What all the above shows and movies have in common is that they were written by students of one of the greatest writing gurus of the silver screen (now aluminium) – Robert McKee. McKee is respected by people who actually write movies for a living – and by those who make movies. And unlike a certain abortion of a screenwriting book involving a feline (which I will not utter) – McKee’s canonical work on the subject of writing screenplays – STORY – is actually good.
As a novelist, it is dangerous to approach story the way a film would. Still, the principles found within Story is useful extra reading for any storyteller – and mandatory if you tell your story for a screen.
McKee looks into the elements of story (setting, character, genre), the principles of story design (inciting incidents, acts, crises, climaxes and resolutions) and he also looks at some principles of the writer at work. He looks at Scene Construction in quite a bit of depth – and this is useful even for writers who never want to work for the screen at all. He also discusses the idea of GAPS opening up.
These GAPS, I have found to be better explained by prose writers – it’s the classic “YES, BUT” or “NO, AND” devices that represent cruel reality responding to the character’s earnest efforts to reach their objectives.
In the GAP discussion, McKee looks at upsetting these expectations cinematically.

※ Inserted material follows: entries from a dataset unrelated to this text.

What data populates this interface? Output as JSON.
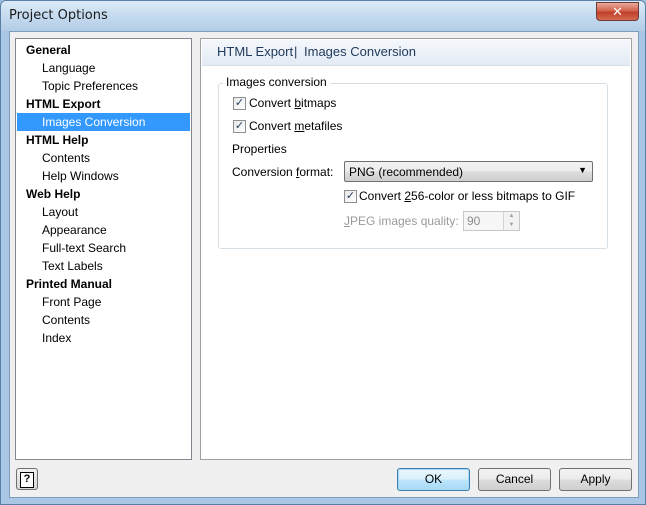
{
  "window": {
    "title": "Project Options",
    "close_glyph": "✕"
  },
  "nav": [
    {
      "label": "General",
      "type": "group"
    },
    {
      "label": "Language",
      "type": "item"
    },
    {
      "label": "Topic Preferences",
      "type": "item"
    },
    {
      "label": "HTML Export",
      "type": "group"
    },
    {
      "label": "Images Conversion",
      "type": "item",
      "selected": true
    },
    {
      "label": "HTML Help",
      "type": "group"
    },
    {
      "label": "Contents",
      "type": "item"
    },
    {
      "label": "Help Windows",
      "type": "item"
    },
    {
      "label": "Web Help",
      "type": "group"
    },
    {
      "label": "Layout",
      "type": "item"
    },
    {
      "label": "Appearance",
      "type": "item"
    },
    {
      "label": "Full-text Search",
      "type": "item"
    },
    {
      "label": "Text Labels",
      "type": "item"
    },
    {
      "label": "Printed Manual",
      "type": "group"
    },
    {
      "label": "Front Page",
      "type": "item"
    },
    {
      "label": "Contents",
      "type": "item"
    },
    {
      "label": "Index",
      "type": "item"
    }
  ],
  "panel": {
    "header_left": "HTML Export",
    "header_sep": "|",
    "header_right": "Images Conversion",
    "group_title": "Images conversion",
    "convert_bitmaps": {
      "pre": "Convert ",
      "accel": "b",
      "post": "itmaps",
      "checked": true
    },
    "convert_metafiles": {
      "pre": "Convert ",
      "accel": "m",
      "post": "etafiles",
      "checked": true
    },
    "properties_label": "Properties",
    "conversion_format": {
      "pre": "Conversion ",
      "accel": "f",
      "post": "ormat:"
    },
    "format_value": "PNG (recommended)",
    "convert_256": {
      "pre": "Convert ",
      "accel": "2",
      "post": "56-color or less bitmaps to GIF",
      "checked": true
    },
    "jpeg_quality": {
      "accel": "J",
      "post": "PEG images quality:"
    },
    "jpeg_value": "90",
    "check_glyph": "✓"
  },
  "footer": {
    "help_glyph": "?",
    "ok": "OK",
    "cancel": "Cancel",
    "apply": "Apply"
  }
}
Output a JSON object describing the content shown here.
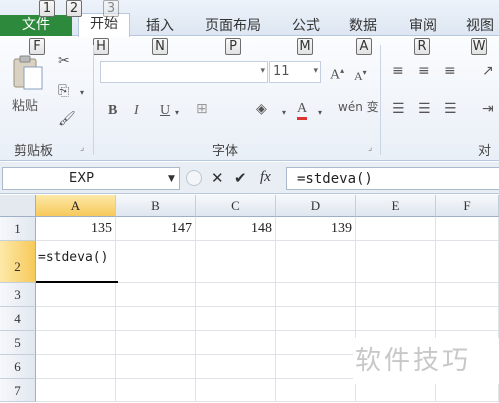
{
  "tabs": [
    {
      "label": "文件",
      "num": "1",
      "key": "F"
    },
    {
      "label": "开始",
      "num": "2",
      "key": "H"
    },
    {
      "label": "插入",
      "num": "3",
      "key": "N"
    },
    {
      "label": "页面布局",
      "key": "P"
    },
    {
      "label": "公式",
      "key": "M"
    },
    {
      "label": "数据",
      "key": "A"
    },
    {
      "label": "审阅",
      "key": "R"
    },
    {
      "label": "视图",
      "key": "W"
    }
  ],
  "ribbon": {
    "paste_label": "粘贴",
    "clipboard_group": "剪贴板",
    "font_group": "字体",
    "align_group": "对齐",
    "font_size": "11",
    "bold": "B",
    "italic": "I",
    "underline": "U",
    "grow_font": "A",
    "shrink_font": "A",
    "font_color": "A",
    "phonetic": "wén 变"
  },
  "formula_bar": {
    "name_box": "EXP",
    "cancel": "✕",
    "enter": "✔",
    "fx": "fx",
    "formula": "=stdeva()"
  },
  "sheet": {
    "columns": [
      "A",
      "B",
      "C",
      "D",
      "E",
      "F"
    ],
    "rows": [
      "1",
      "2",
      "3",
      "4",
      "5",
      "6",
      "7"
    ],
    "row1": [
      "135",
      "147",
      "148",
      "139"
    ],
    "a2": "=stdeva()"
  },
  "watermark": "软件技巧",
  "colors": {
    "file_tab": "#2d8a3c",
    "selected_header": "#f7c95b"
  }
}
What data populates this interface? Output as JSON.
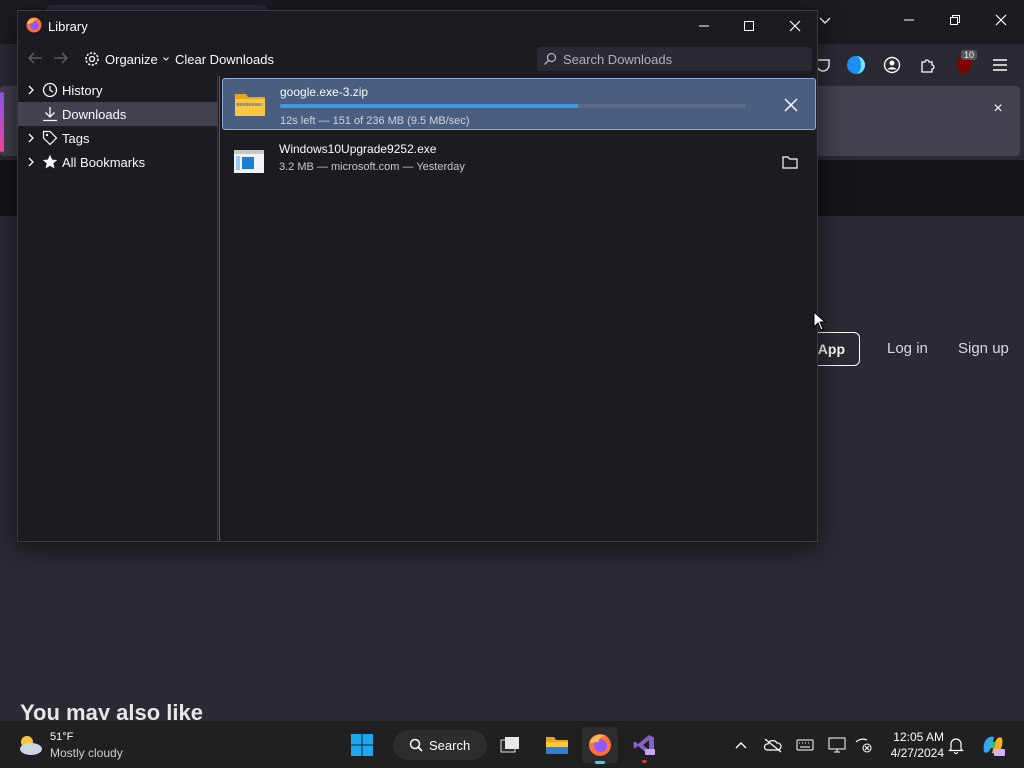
{
  "background": {
    "app_button": "App",
    "login": "Log in",
    "signup": "Sign up",
    "heading": "You may also like",
    "notification_close": "×",
    "extension_badge": "10"
  },
  "library": {
    "title": "Library",
    "toolbar": {
      "organize": "Organize",
      "clear_downloads": "Clear Downloads",
      "search_placeholder": "Search Downloads"
    },
    "sidebar": [
      {
        "label": "History",
        "icon": "clock-icon",
        "expandable": true
      },
      {
        "label": "Downloads",
        "icon": "download-icon",
        "expandable": false,
        "selected": true
      },
      {
        "label": "Tags",
        "icon": "tag-icon",
        "expandable": true
      },
      {
        "label": "All Bookmarks",
        "icon": "star-icon",
        "expandable": true
      }
    ],
    "downloads": [
      {
        "name": "google.exe-3.zip",
        "status": "12s left — 151 of 236 MB (9.5 MB/sec)",
        "progress": 0.64,
        "action": "cancel",
        "icon": "zip-folder-icon"
      },
      {
        "name": "Windows10Upgrade9252.exe",
        "status": "3.2 MB — microsoft.com — Yesterday",
        "action": "open-folder",
        "icon": "exe-file-icon"
      }
    ]
  },
  "taskbar": {
    "weather": {
      "temp": "51°F",
      "desc": "Mostly cloudy"
    },
    "search_label": "Search",
    "clock": {
      "time": "12:05 AM",
      "date": "4/27/2024"
    },
    "colors": {
      "accent": "#4cc2ff",
      "progress": "#3d9ae8"
    }
  }
}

Again, as a screenwriter, Story has to be one of the first books on the writer’s bookshelf. As a novelist, it can come several books later… but it still offers a useful framework for understanding story as a construct, and a couple of cool tricks that can be applied in any kind of writing. It is particularly useful as a book on story structure – but while McKee escapes the banality of his younger filmmakers and is more creative than most of them – it is still a bit risky to apply movie structures to novels too much.
Use it as one take on story structure, unless you write scripts, in which case it is your new bible.